Celui que tu aimais, que tu croyais aimer, désirer, l’objet du fond du vase, tu ne le vois pas. Tu regardes, mais son absence.

une enfance à pied

Ce rêve, début décembre et giboulées terribles, ciels complètement dévastés qui dans l’après midi deviennent des géométries de soie, géométries à deux ou plusieurs plans, il y a l’espace noir et les abscisses et ordonnées pour la place du petit rouge, du petit bleu foncé, très bien dessiné, à peine un peu, au milieu, en touffe, ébouriffé.
Ce rêve-ci, le dernier j’ai supplié, le dernier de toute l’enfance, l’enfance qui est une enfance à pied et n’en finit pas (une enfance sur les rotules, j’y descends, je dirais, non comme on descend aux Enfers mais quand même j’y descends).
Je commencerai par où le souvenir revint, moi qui ai fait une demi-journée depuis, et pas des moindres, avec la tristesse, ça oui, mais pour qui, pour quoi, je ne savais plus.
Le souvenir est revenu quand j’ai lu dans l’autre livre, Lear et cie, que les lettres allaient et venaient, circulaient, sans que personne ne les écrive ni ne les reçoive. 
Les lettres.
Bien sûr.
Les enfants étaient dans une sorte de camp de vacances ou de camp de travail ou encore de camp de concentration.
Tout de suite, les leggings bleu roi, bleu nuit, bleu à fleurs, à orchidées, de la grande (de la longue longue) jeune fille, la seule survivante, survivante qui recevait les courants de l’air trop fort pour elle.

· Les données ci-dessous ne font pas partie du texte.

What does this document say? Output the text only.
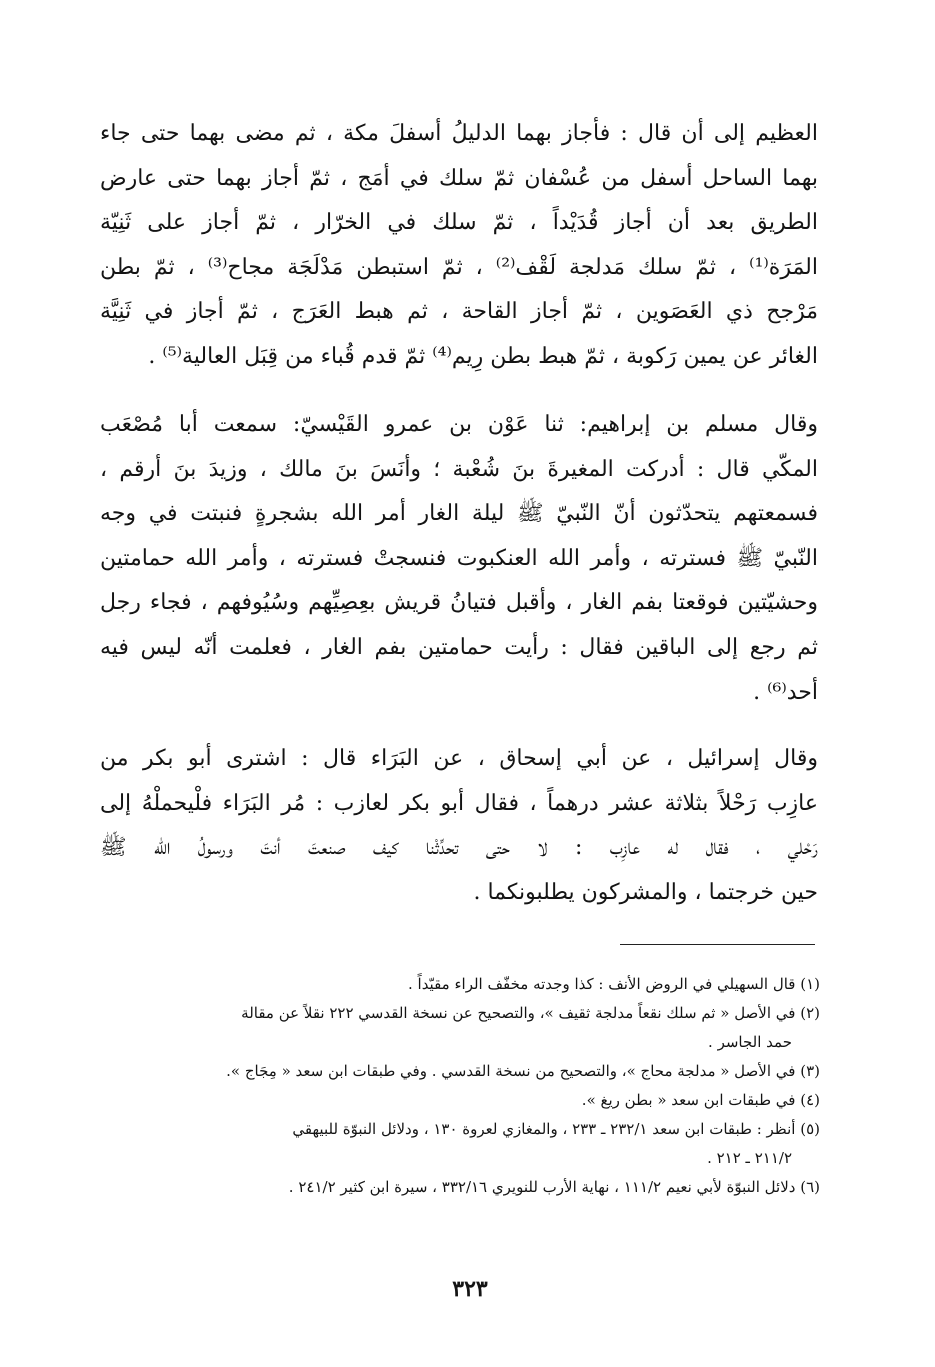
العظيم إلى أن قال : فأجاز بهما الدليلُ أسفلَ مكة ، ثم مضى بهما حتى جاء
بهما الساحل أسفل من عُسْفان ثمّ سلك في أمَج ، ثمّ أجاز بهما حتى عارض
الطريق بعد أن أجاز قُدَيْداً ، ثمّ سلك في الخرّار ، ثمّ أجاز على ثَنِيّة
المَرَة⁽¹⁾ ، ثمّ سلك مَدلجة لَقْف⁽²⁾ ، ثمّ استبطن مَدْلَجَة مجاح⁽³⁾ ، ثمّ بطن
مَرْجح ذي العَصَوين ، ثمّ أجاز القاحة ، ثم هبط العَرَج ، ثمّ أجاز في ثَنِيَّة
الغائر عن يمين رَكوبة ، ثمّ هبط بطن رِيم⁽⁴⁾ ثمّ قدم قُباء من قِبَل العالية⁽⁵⁾ .
وقال مسلم بن إبراهيم: ثنا عَوْن بن عمرو القَيْسيّ: سمعت أبا مُصْعَب
المكّي قال : أدركت المغيرةَ بنَ شُعْبة ؛ وأنَسَ بنَ مالك ، وزيدَ بنَ أرقم ،
فسمعتهم يتحدّثون أنّ النّبيّ ﷺ ليلة الغار أمر الله بشجرةٍ فنبتت في وجه
النّبيّ ﷺ فسترته ، وأمر الله العنكبوت فنسجتْ فسترته ، وأمر الله حمامتين
وحشيّتين فوقعتا بفم الغار ، وأقبل فتيانُ قريش بعِصِيِّهم وسُيُوفهم ، فجاء رجل
ثم رجع إلى الباقين فقال : رأيت حمامتين بفم الغار ، فعلمت أنّه ليس فيه
أحد⁽⁶⁾ .
وقال إسرائيل ، عن أبي إسحاق ، عن البَرَاء قال : اشترى أبو بكر من
عازِب رَحْلاً بثلاثة عشر درهماً ، فقال أبو بكر لعازب : مُر البَرَاء فلْيحملْهُ إلى
رَحْلي ، فقال له عازِب : لا حتى تحدِّثْنا كيف صنعتَ أنتَ ورسولُ الله ﷺ
حين خرجتما ، والمشركون يطلبونكما .
(١) قال السهيلي في الروض الأنف : كذا وجدته مخفّف الراء مقيّداً .
(٢) في الأصل « ثم سلك نقعاً مدلجة ثقيف »، والتصحيح عن نسخة القدسي ٢٢٢ نقلاً عن مقالة
حمد الجاسر .
(٣) في الأصل « مدلجة محاج »، والتصحيح من نسخة القدسي . وفي طبقات ابن سعد « مِجَاج ».
(٤) في طبقات ابن سعد « بطن ريغ ».
(٥) أنظر : طبقات ابن سعد ٢٣٢/١ ـ ٢٣٣ ، والمغازي لعروة ١٣٠ ، ودلائل النبوّة للبيهقي
٢١١/٢ ـ ٢١٢ .
(٦) دلائل النبوّة لأبي نعيم ١١١/٢ ، نهاية الأرب للنويري ٣٣٢/١٦ ، سيرة ابن كثير ٢٤١/٢ .
٣٢٣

Elle s’étouffait. Les airs la gorgeaient.
Ses jambes très longues et très maigres. 
Elle est allongée, elle se meurt. C’est bientôt fini.

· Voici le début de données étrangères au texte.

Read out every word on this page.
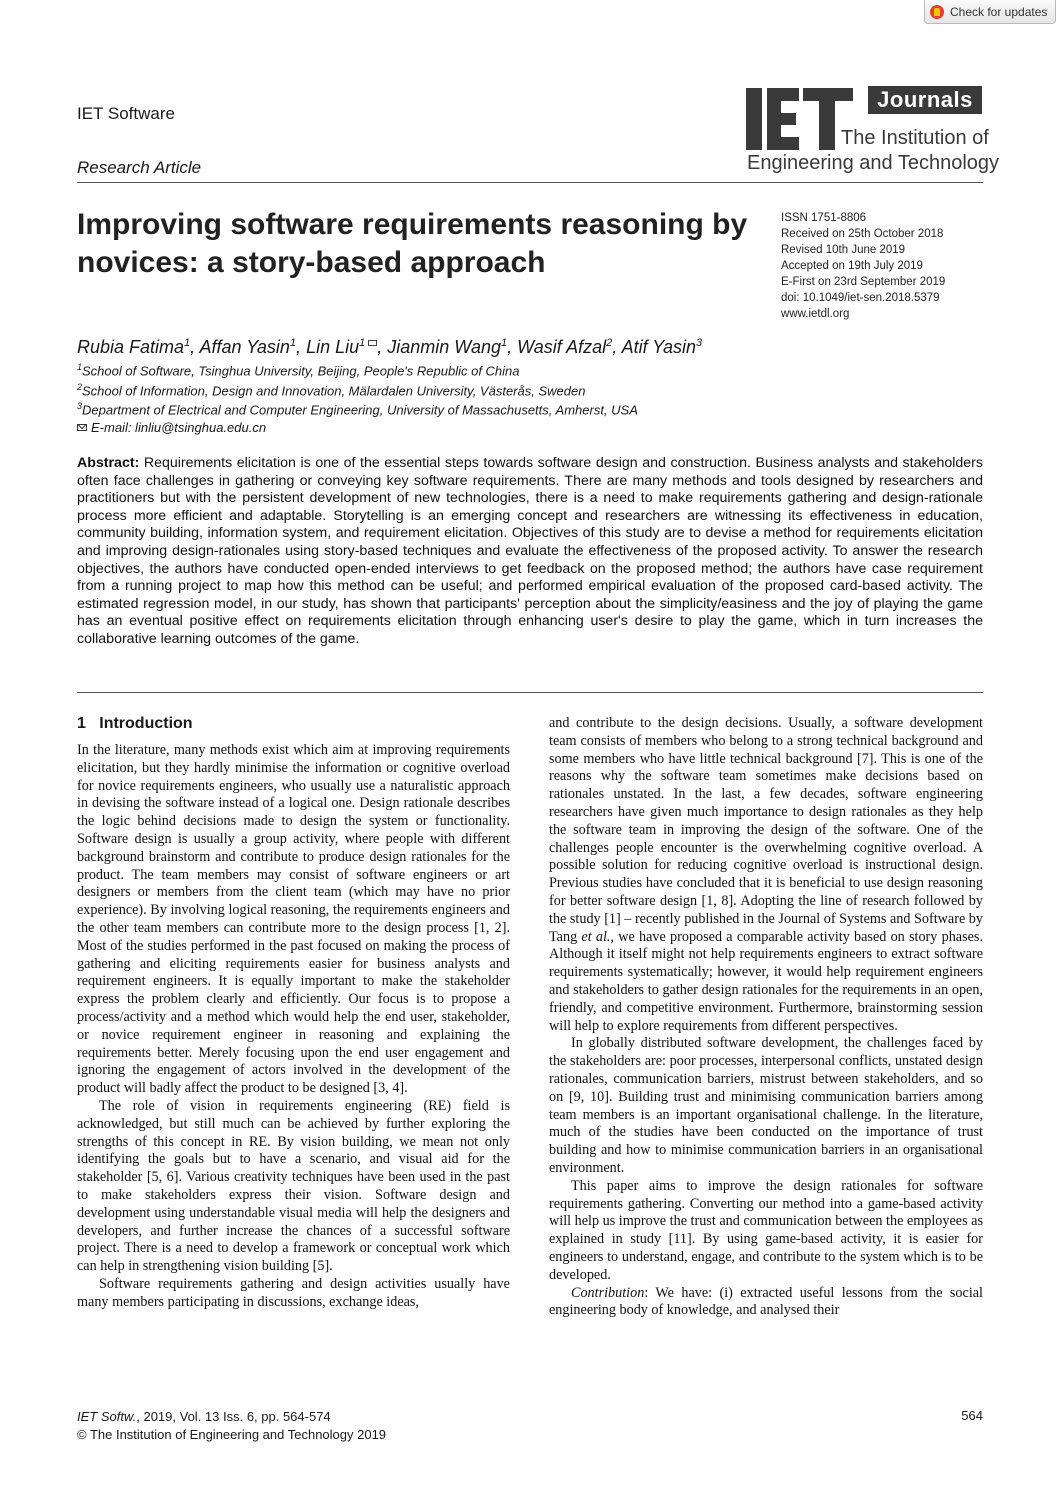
Check for updates
IET Software
Research Article
Journals
The Institution of
Engineering and Technology
Improving software requirements reasoning by novices: a story-based approach
ISSN 1751-8806
Received on 25th October 2018
Revised 10th June 2019
Accepted on 19th July 2019
E-First on 23rd September 2019
doi: 10.1049/iet-sen.2018.5379
www.ietdl.org
Rubia Fatima$^1$, Affan Yasin$^1$, Lin Liu$^1$ , Jianmin Wang$^1$, Wasif Afzal$^2$, Atif Yasin$^3$
$^1$School of Software, Tsinghua University, Beijing, People's Republic of China
$^2$School of Information, Design and Innovation, Mälardalen University, Västerås, Sweden
$^3$Department of Electrical and Computer Engineering, University of Massachusetts, Amherst, USA
E-mail: linliu@tsinghua.edu.cn
Abstract: Requirements elicitation is one of the essential steps towards software design and construction. Business analysts and stakeholders often face challenges in gathering or conveying key software requirements. There are many methods and tools designed by researchers and practitioners but with the persistent development of new technologies, there is a need to make requirements gathering and design-rationale process more efficient and adaptable. Storytelling is an emerging concept and researchers are witnessing its effectiveness in education, community building, information system, and requirement elicitation. Objectives of this study are to devise a method for requirements elicitation and improving design-rationales using story-based techniques and evaluate the effectiveness of the proposed activity. To answer the research objectives, the authors have conducted open-ended interviews to get feedback on the proposed method; the authors have case requirement from a running project to map how this method can be useful; and performed empirical evaluation of the proposed card-based activity. The estimated regression model, in our study, has shown that participants' perception about the simplicity/easiness and the joy of playing the game has an eventual positive effect on requirements elicitation through enhancing user's desire to play the game, which in turn increases the collaborative learning outcomes of the game.
1 Introduction

In the literature, many methods exist which aim at improving requirements elicitation, but they hardly minimise the information or cognitive overload for novice requirements engineers, who usually use a naturalistic approach in devising the software instead of a logical one. Design rationale describes the logic behind decisions made to design the system or functionality. Software design is usually a group activity, where people with different background brainstorm and contribute to produce design rationales for the product. The team members may consist of software engineers or art designers or members from the client team (which may have no prior experience). By involving logical reasoning, the requirements engineers and the other team members can contribute more to the design process [1, 2]. Most of the studies performed in the past focused on making the process of gathering and eliciting requirements easier for business analysts and requirement engineers. It is equally important to make the stakeholder express the problem clearly and efficiently. Our focus is to propose a process/activity and a method which would help the end user, stakeholder, or novice requirement engineer in reasoning and explaining the requirements better. Merely focusing upon the end user engagement and ignoring the engagement of actors involved in the development of the product will badly affect the product to be designed [3, 4].

The role of vision in requirements engineering (RE) field is acknowledged, but still much can be achieved by further exploring the strengths of this concept in RE. By vision building, we mean not only identifying the goals but to have a scenario, and visual aid for the stakeholder [5, 6]. Various creativity techniques have been used in the past to make stakeholders express their vision. Software design and development using understandable visual media will help the designers and developers, and further increase the chances of a successful software project. There is a need to develop a framework or conceptual work which can help in strengthening vision building [5].

Software requirements gathering and design activities usually have many members participating in discussions, exchange ideas,

and contribute to the design decisions. Usually, a software development team consists of members who belong to a strong technical background and some members who have little technical background [7]. This is one of the reasons why the software team sometimes make decisions based on rationales unstated. In the last, a few decades, software engineering researchers have given much importance to design rationales as they help the software team in improving the design of the software. One of the challenges people encounter is the overwhelming cognitive overload. A possible solution for reducing cognitive overload is instructional design. Previous studies have concluded that it is beneficial to use design reasoning for better software design [1, 8]. Adopting the line of research followed by the study [1] – recently published in the Journal of Systems and Software by Tang et al., we have proposed a comparable activity based on story phases. Although it itself might not help requirements engineers to extract software requirements systematically; however, it would help requirement engineers and stakeholders to gather design rationales for the requirements in an open, friendly, and competitive environment. Furthermore, brainstorming session will help to explore requirements from different perspectives.

In globally distributed software development, the challenges faced by the stakeholders are: poor processes, interpersonal conflicts, unstated design rationales, communication barriers, mistrust between stakeholders, and so on [9, 10]. Building trust and minimising communication barriers among team members is an important organisational challenge. In the literature, much of the studies have been conducted on the importance of trust building and how to minimise communication barriers in an organisational environment.

This paper aims to improve the design rationales for software requirements gathering. Converting our method into a game-based activity will help us improve the trust and communication between the employees as explained in study [11]. By using game-based activity, it is easier for engineers to understand, engage, and contribute to the system which is to be developed.

Contribution: We have: (i) extracted useful lessons from the social engineering body of knowledge, and analysed their

IET Softw., 2019, Vol. 13 Iss. 6, pp. 564-574
© The Institution of Engineering and Technology 2019
564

Constater là (et avant et aussi après, au moment où le rêve revient en beauté, si on peut dire) que ces histoires de narrateur et de destinataire, de sujet et d’objet, de l’un et de l’autre, c’est de la blague. 
J’étais l’enfant et la mère et le bourreau entre les deux. 

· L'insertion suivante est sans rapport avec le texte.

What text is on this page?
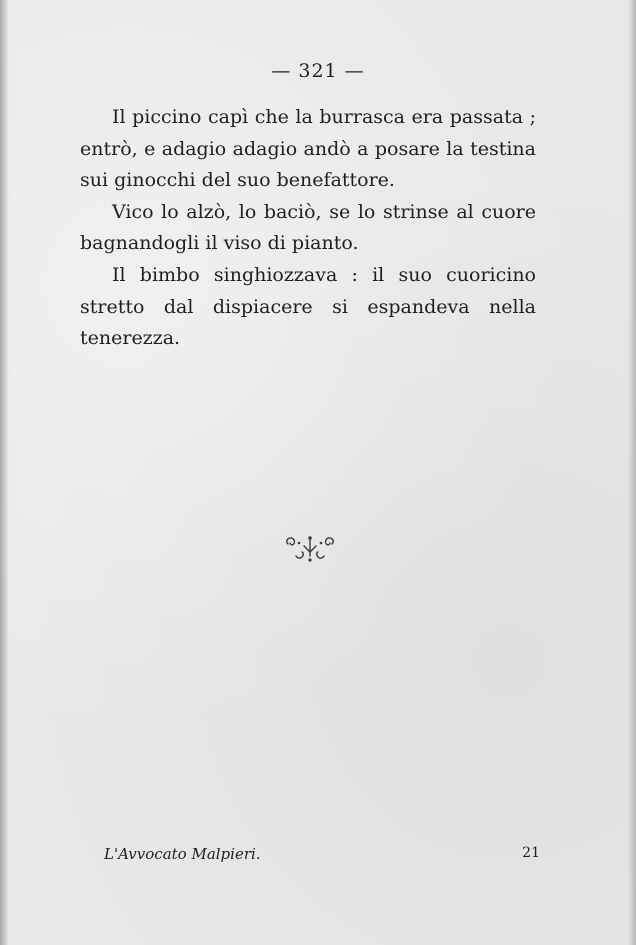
— 321 —

Il piccino capì che la burrasca era passata ; entrò, e adagio adagio andò a posare la testina sui ginocchi del suo benefattore.

Vico lo alzò, lo baciò, se lo strinse al cuore bagnandogli il viso di pianto.

Il bimbo singhiozzava : il suo cuoricino stretto dal dispiacere si espandeva nella tenerezza.

L'Avvocato Malpieri.	21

J’étais tous les enfants. 
J’étais aussi les paquets perdus. Parce qu’il y avait des paquets de reste, il y avait un sacré reste, beaucoup de perdu, le reste perdu était derrière la porte du camp où on avait écrit que le travail rend libre, il y avait des paquets, sur l’un d’entre eux ma mère avait écrit mon nom, son écriture, sa désirable et adorée écriture, à l’encre violette, m’était destinée, dire que j’étais morte sans avoir su qu’elle pensait à moi avant ma mort, je m’étais crue abandonnée, je voyais, dans un temps d’après coup et hypothétique (du conditionnel ?) le paquet coincé dans le corridor et je voyais le temps foutu, ces temps foutus. Le couloir devant la porte du camp (le travail rend libre, en lettres de sang et le sang dégoulinait encore en grosses traînées sur le bois de la porte).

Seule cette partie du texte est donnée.